Government Approves 8.25% EPF Interest Rate for Over 7 Crore Subscribers in FY 2024–25

The approved interest rate mirrors the rate from the previous financial year (2023–24), providing consistency in returns.

The interest amount for 2024–25 will soon be credited to the subscribers’ accounts.

In February, the CBT proposed the 8.25% annual interest rate on EPF accumulations for FY 2024–25.

The final implementation required approval from the finance ministry, which has now been granted.

The EPFO had raised the interest rate to 8.25% in 2023–24, up from 8.15% in 2022–23.

In March 2022, the interest rate for 2021–22 was set at 8.1%, the lowest in more than 40 years, down from 8.5% in 2020–21.

The 8.1% rate for 2021–22 was the lowest since 1977–78, when it stood at 8%.

The EPF continues to offer higher and more stable returns compared to many other fixed-income investment options.

Interest earned on EPF deposits is tax-free up to a specified limit, making it especially appealing for salaried individuals.

The government believes the stable rate reflects confidence in EPFO’s creditworthiness and its capacity to generate competitive returns for its members.
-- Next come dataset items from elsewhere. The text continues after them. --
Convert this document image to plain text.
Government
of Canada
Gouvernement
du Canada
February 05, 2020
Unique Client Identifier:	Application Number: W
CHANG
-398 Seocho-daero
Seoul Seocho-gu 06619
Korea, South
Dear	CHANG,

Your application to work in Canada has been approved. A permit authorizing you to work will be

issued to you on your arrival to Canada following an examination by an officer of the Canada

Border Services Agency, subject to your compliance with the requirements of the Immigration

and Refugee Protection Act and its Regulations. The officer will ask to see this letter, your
Provident Fund Transfer Becomes Easy & Fast: Employer’s Approval Not Needed

Recently, we reported that the Employees’ Provident Fund Organisation (EPFO) has rolled out major software updates to Form 13, benefiting over 1.25 crore members. Effective January 2025, employees changing jobs will no longer need their employer’s approval to transfer PF balances—ushering in a new era of efficiency and transparency in PF management.

Previously, PF transfers required coordination between the source and destination EPFO offices and employer involvement, which led to delays. With the revamped Form 13 functionality:

  • Employer approvals are waived in most cases.
  • Once approved by the source office, the PF amount is automatically credited to the employee’s new account.
  • Destination office approval is no longer required, reducing processing time drastically.

This reform aligns with the government’s broader goal of easing procedural burdens on Indian workers and enabling annual transfers worth nearly ₹90,000 crore.